The research conducted by J. M. Mond et al (2006) on the Mental Health Literacy and Eating Disordered Behavior conducted on adolescent girls was a true eye opener on the field of Bulimia Nervosa.  The research was conducted in 2005 with an aim of understanding and possibly finding a source of primary care and assistance to offer care to victims of this medical disorder. One key methodology adopted by the researchers was the examination of the mental health literacy of teenage girls, who are regarded as the most vulnerable to this disorder.  The study was very much a characteristic case in the field of medicine, with an astute insight in to the psych of the victims that experience this disorder. It is consistent to the facts already existing but also discriminatory in covering the adolescent age allow without venturing in to their adult lives.

Bulimia nervosa is a form of eating disorder that is generally exemplified by consuming a huge amount of food in a short amount of time and often followed by an attempt by the victim to rid himself/herself of the food consumed, usually by vomiting or taking laxatives. Victims often times seek help from medical psychiatrists, or shrinks as they are popularly known, but this a tradition that is slowly being cropped out in favor of more personal methods of intervention as the results of the study shows.  However, the expertise of these specialists should not be so quickly disregarded; these specialists bring more to the table than what someone at home could possibly offer. Of course family and friends provide that sense of security and familiarity that gives love and strength to an individual, but specialist have a wealth of experience and knowledge that would be much more effective in understanding the deep root of the victims’ problem, as opposed to consoling them and telling them “everything will be okay.” Self help groups are okay as secondary support systems for these teenagers, but specialists should be included in the recovery process as the principle support.

My sentiments are shared by Garner and Garfinkel (1997) who report that psychological treatment were far from effective decades ago, but scientific intervention in the field over the years have proved to be a valuable intervention influence in the long term development of the victims.  Their studies have proven the specific clinical effectiveness of psychological treatment in bulimia nervosa.   

According to a study conducted by the Cochrane collaboration on Antidepressants versus psychological treatments, the study’s conclusion showed that the most effective technique for dealing with bulimia nervosa is a combination of the two which registered far more superior results than single psychotherapy techniques. Although psychotherapy appeared to be more acceptable to test subjects, they showed better results when supplemented with medication as well.

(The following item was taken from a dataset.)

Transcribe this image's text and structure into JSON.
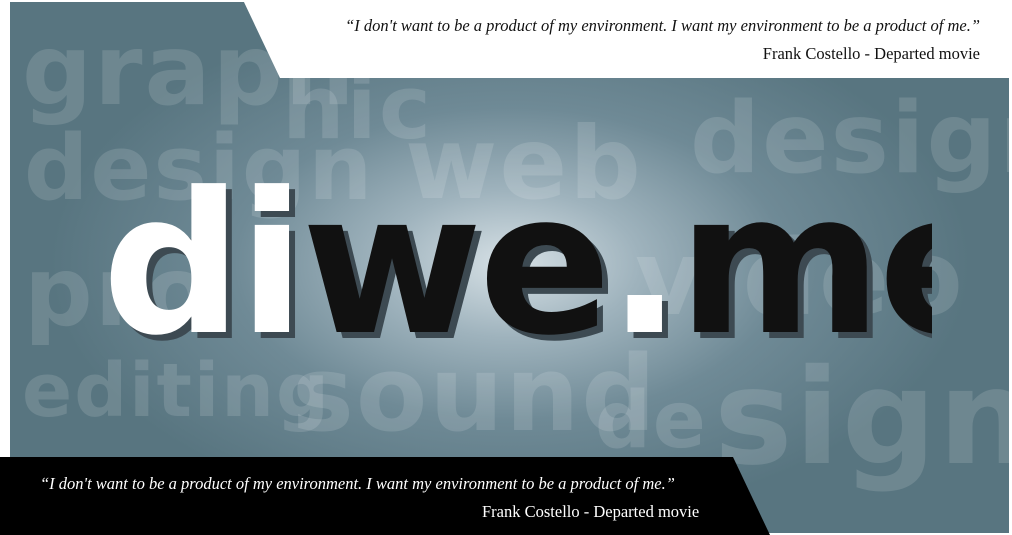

The bulimia nervosa case study also resulted in findings that most of the adolescents with this eating disorder have no idea of the situation they are in, most times until it is too late. The case study found that in a population of 36 subjects, 6.9% of them had no clue of their problem. Even though this number is low, this result is worrying especially after considering the fact that this is a life threatening illness that would have severely consequences on the physical and social lifestyle of adolescent girls.

One conclusion of the study that I do agree with completely is that the prevention programs for Bulimia Nervosa should expand and include not only the at-risk individuals, but also include the individuals in their immediate social surroundings. The social environment plays perhaps the most significant role in contributing to a teenagers mind set about something and anything. It is a widely known fact that they are always swayed by diminutive things or situations and as a result end up making ill choices. If somehow this environmental factors and persons are included in the programs, this would have far reaching effects in the recovery of the individuals.

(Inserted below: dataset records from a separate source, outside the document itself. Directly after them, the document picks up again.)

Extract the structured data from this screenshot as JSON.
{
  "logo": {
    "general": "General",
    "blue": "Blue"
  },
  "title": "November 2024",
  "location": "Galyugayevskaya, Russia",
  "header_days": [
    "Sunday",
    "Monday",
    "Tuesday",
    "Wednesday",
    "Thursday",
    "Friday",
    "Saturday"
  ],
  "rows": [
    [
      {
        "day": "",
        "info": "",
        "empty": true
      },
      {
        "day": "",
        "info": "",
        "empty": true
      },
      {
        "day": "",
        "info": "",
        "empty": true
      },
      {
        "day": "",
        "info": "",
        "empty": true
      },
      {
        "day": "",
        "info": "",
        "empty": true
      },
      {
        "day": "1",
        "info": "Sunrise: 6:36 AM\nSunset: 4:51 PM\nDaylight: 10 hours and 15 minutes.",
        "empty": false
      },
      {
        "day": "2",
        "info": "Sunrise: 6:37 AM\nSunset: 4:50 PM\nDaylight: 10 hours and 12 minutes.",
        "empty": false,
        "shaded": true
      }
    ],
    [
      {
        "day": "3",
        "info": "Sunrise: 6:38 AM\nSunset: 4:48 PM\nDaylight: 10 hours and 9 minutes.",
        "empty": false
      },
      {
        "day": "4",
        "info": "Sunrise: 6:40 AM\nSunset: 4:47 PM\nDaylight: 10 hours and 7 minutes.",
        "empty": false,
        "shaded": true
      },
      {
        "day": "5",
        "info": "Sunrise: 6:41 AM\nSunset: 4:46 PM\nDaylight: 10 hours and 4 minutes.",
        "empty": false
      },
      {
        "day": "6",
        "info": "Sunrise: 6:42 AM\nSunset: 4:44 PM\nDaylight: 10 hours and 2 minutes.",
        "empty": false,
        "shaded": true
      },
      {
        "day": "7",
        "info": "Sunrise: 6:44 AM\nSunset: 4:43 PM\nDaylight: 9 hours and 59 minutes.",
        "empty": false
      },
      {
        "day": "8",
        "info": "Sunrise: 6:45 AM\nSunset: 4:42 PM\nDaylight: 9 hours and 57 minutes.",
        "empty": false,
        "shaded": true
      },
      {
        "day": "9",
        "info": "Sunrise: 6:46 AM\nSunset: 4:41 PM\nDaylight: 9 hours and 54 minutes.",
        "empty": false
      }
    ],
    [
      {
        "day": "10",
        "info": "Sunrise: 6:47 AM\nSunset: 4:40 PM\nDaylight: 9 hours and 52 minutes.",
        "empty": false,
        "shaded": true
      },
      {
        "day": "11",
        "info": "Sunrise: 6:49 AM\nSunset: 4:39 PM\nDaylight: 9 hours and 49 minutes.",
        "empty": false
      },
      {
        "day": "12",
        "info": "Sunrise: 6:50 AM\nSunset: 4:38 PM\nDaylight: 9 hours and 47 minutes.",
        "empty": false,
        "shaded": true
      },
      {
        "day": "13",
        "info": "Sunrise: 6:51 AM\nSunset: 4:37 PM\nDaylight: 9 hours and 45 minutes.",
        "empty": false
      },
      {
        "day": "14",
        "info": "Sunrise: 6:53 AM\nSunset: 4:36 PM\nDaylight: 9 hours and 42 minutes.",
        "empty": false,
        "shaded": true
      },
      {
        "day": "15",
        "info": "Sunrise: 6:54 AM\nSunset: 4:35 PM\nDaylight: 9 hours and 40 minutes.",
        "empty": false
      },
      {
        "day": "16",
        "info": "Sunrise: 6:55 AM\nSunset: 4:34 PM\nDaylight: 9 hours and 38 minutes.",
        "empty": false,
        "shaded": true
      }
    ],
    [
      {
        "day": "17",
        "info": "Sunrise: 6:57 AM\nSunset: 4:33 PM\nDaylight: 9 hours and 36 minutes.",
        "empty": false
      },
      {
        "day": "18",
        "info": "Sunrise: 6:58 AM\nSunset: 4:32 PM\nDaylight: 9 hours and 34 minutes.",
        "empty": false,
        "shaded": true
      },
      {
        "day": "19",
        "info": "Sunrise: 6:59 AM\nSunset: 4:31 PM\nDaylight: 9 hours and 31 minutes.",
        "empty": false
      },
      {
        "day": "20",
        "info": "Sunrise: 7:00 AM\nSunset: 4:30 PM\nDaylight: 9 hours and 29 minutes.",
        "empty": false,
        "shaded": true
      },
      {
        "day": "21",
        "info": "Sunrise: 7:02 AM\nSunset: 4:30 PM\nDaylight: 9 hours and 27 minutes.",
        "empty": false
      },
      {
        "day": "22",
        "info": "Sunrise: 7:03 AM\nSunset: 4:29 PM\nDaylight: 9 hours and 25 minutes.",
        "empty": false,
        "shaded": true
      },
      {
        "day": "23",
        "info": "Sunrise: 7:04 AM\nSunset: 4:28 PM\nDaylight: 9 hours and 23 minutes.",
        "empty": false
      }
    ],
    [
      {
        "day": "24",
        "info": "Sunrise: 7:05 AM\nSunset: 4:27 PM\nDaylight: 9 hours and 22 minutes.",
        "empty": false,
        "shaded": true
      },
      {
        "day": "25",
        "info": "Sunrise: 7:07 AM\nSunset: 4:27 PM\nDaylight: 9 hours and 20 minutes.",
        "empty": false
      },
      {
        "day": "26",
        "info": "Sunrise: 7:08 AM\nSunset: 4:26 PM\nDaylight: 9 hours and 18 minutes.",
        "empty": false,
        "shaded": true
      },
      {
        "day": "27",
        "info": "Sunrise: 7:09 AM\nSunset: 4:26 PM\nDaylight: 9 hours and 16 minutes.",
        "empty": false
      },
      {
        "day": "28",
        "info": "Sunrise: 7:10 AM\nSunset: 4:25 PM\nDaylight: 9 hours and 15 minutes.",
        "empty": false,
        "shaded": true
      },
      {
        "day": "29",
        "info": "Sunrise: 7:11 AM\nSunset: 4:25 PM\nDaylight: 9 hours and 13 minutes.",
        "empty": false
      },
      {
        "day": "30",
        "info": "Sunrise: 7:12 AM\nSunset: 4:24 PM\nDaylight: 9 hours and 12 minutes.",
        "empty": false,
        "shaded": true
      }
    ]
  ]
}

Eating is an important part in the development of any human being, especially at teenage hood stage of ones life, and it is understandable the extreme concern from friends, families and professionals due to the potentially life- threatening nature of this situation. The case study aims at establishing what the most successful ways of intervening in a Bulimia Nervosa circumstances are. The use of specialists in such situations is the best bet for these victims, with the help of self help groups, but in a secondary capacity. I believe this will give the adolescent girls the best chance in minimizing the negative impact of Bulimia Nervosa.